Em troca, Budapeste e Varsóvia levantaram a ameaça de veto à proposta do quadro financeiro plurianual para os próximos sete anos e do fundo de recuperação da crise, o histórico pacote global de 1,8 biliões de euros que foi negociado pelos líderes europeus em Julho e aprovado na cimeira de Dezembro.
A queixa ao tribunal permite aos dois países ganhar algum tempo até terem de prestar contas à Comissão sobre a independência dos seus sistemas judiciais, sob risco de perder o financiamento europeu. O prazo para a avaliação de uma queixa deste tipo pelo Tribunal de Justiça da UE pode chegar aos 18 meses (embora nada impeça os juízes sediados no Luxemburgo de avançar de forma mais expedita): o primeiro-ministro húngaro, Viktor Orbán, garante assim que o seu governo não sofrerá sanções antes das legislativas de 2022.

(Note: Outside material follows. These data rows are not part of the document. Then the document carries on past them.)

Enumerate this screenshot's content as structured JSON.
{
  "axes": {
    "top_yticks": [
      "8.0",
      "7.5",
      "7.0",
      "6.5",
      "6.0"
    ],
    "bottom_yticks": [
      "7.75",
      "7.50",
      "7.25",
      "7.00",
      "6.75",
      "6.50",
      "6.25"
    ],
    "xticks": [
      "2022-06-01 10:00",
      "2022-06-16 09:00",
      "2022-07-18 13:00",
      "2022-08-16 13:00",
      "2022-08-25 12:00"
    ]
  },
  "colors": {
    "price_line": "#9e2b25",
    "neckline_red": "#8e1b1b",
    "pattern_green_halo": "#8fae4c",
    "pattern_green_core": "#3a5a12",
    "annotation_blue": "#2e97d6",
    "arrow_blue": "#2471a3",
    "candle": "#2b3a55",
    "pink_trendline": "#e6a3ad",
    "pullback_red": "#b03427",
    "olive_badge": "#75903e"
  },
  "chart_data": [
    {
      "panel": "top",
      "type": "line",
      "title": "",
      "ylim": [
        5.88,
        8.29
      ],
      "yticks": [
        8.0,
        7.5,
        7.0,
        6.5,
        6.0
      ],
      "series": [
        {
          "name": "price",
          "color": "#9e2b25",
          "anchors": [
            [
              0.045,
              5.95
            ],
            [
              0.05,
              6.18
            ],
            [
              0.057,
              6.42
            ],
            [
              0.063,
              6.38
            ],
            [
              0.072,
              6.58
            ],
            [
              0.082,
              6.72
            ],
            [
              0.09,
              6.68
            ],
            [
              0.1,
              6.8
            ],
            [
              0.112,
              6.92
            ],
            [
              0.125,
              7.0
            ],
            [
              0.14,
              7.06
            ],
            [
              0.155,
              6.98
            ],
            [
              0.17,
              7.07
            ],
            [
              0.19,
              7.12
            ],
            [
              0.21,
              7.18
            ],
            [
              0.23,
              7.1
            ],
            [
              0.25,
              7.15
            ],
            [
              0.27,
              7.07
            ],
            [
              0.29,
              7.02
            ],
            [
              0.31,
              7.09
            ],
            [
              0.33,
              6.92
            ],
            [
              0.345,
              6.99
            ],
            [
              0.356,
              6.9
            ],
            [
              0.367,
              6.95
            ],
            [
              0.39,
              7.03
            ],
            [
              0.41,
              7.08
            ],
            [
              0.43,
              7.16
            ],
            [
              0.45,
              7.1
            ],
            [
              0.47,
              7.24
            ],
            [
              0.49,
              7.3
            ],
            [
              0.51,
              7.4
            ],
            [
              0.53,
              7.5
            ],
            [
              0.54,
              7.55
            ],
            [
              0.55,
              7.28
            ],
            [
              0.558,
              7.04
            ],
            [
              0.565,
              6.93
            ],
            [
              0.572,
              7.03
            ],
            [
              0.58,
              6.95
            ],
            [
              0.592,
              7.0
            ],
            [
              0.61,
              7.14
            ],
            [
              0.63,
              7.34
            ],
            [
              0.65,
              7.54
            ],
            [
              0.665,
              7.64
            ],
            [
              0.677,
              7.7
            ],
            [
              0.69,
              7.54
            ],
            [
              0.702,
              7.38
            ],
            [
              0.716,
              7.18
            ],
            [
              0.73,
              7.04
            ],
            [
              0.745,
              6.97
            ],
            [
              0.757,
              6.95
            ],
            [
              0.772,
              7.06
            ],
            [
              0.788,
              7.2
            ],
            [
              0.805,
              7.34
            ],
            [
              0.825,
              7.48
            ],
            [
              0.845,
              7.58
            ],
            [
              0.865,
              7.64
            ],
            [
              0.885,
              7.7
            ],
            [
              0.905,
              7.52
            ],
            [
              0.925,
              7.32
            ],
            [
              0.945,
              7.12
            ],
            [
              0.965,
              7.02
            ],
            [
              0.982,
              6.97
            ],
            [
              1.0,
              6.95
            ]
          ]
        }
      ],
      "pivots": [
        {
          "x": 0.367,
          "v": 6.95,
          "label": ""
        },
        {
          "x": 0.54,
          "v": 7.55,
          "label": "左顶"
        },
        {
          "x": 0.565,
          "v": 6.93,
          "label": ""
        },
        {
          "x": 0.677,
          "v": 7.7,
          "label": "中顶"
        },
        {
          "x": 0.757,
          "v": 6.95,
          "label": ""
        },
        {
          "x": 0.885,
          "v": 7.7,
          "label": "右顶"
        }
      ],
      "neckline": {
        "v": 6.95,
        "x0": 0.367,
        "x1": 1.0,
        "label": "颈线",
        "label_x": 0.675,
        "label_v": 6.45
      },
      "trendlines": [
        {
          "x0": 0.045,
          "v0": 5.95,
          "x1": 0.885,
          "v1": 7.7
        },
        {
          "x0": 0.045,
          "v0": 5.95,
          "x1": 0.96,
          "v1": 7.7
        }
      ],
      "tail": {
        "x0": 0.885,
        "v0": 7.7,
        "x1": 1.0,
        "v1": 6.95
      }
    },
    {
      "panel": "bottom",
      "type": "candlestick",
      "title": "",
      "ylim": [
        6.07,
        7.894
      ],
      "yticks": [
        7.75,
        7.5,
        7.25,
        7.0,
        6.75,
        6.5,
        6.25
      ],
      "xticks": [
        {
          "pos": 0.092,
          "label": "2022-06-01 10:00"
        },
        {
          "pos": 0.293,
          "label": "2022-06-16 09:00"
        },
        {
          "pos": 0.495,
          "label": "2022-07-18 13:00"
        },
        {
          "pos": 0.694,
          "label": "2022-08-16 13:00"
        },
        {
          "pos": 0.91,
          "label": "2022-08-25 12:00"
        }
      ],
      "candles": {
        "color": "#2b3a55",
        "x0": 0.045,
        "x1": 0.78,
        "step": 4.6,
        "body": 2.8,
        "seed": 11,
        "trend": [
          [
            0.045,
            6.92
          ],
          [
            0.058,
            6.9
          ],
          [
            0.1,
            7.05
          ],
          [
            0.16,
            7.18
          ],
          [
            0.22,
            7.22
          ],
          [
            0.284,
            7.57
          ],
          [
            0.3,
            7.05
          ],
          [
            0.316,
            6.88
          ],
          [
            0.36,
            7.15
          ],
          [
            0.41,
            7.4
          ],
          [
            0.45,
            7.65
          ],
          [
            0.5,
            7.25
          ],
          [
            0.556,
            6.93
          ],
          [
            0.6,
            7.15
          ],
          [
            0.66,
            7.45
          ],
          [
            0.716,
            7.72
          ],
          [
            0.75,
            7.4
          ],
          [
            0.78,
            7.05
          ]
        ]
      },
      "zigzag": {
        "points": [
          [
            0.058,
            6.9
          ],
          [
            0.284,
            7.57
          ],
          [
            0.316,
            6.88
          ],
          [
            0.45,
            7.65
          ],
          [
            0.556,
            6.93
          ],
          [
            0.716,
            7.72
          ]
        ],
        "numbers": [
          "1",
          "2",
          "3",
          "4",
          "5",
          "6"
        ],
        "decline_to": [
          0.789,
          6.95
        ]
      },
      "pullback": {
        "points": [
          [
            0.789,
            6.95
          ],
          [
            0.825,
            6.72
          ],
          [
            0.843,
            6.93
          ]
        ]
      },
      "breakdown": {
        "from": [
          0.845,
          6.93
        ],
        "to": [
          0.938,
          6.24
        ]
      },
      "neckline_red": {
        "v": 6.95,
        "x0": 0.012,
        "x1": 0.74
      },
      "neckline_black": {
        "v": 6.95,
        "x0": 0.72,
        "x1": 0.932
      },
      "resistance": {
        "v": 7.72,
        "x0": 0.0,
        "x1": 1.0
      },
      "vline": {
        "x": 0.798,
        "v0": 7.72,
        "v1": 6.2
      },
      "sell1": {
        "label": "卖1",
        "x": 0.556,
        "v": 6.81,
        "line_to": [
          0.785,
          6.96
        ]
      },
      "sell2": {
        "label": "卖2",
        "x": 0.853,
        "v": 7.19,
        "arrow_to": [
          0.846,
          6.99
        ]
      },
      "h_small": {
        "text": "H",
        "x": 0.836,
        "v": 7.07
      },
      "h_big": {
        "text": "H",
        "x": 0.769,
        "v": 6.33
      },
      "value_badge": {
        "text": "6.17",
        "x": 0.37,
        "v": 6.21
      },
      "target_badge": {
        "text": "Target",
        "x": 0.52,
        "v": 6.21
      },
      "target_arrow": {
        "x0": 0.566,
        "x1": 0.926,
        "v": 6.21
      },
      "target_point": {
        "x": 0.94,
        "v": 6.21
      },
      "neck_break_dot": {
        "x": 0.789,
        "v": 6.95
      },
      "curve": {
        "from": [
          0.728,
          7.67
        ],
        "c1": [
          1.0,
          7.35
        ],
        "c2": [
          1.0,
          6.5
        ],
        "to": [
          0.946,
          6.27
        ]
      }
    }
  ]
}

O porta-voz da Comissão Europeia, Eric Mamer, reafirmou esta quinta-feira a confiança do executivo na adequação do regulamento do Mecanismo do Estado de direito às disposições dos tratados, e confirmou que o executivo “vai aguardar pelo desfecho do processo em tribunal” para accionar este instrumento.
Ao mesmo tempo, este responsável garantiu que o sistema de monitorização previsto pelo regulamento está a funcionar, e que todas as situações que possam ser “comprometedoras” para a integridade do orçamento europeu ou os interesses financeiros da União serão sinalizadas. Segundo Mamer, a Comissão “não deixará de agir” se forem detectadas violações das regras e outras anomalias. “Nenhum caso será perdido”, vincou.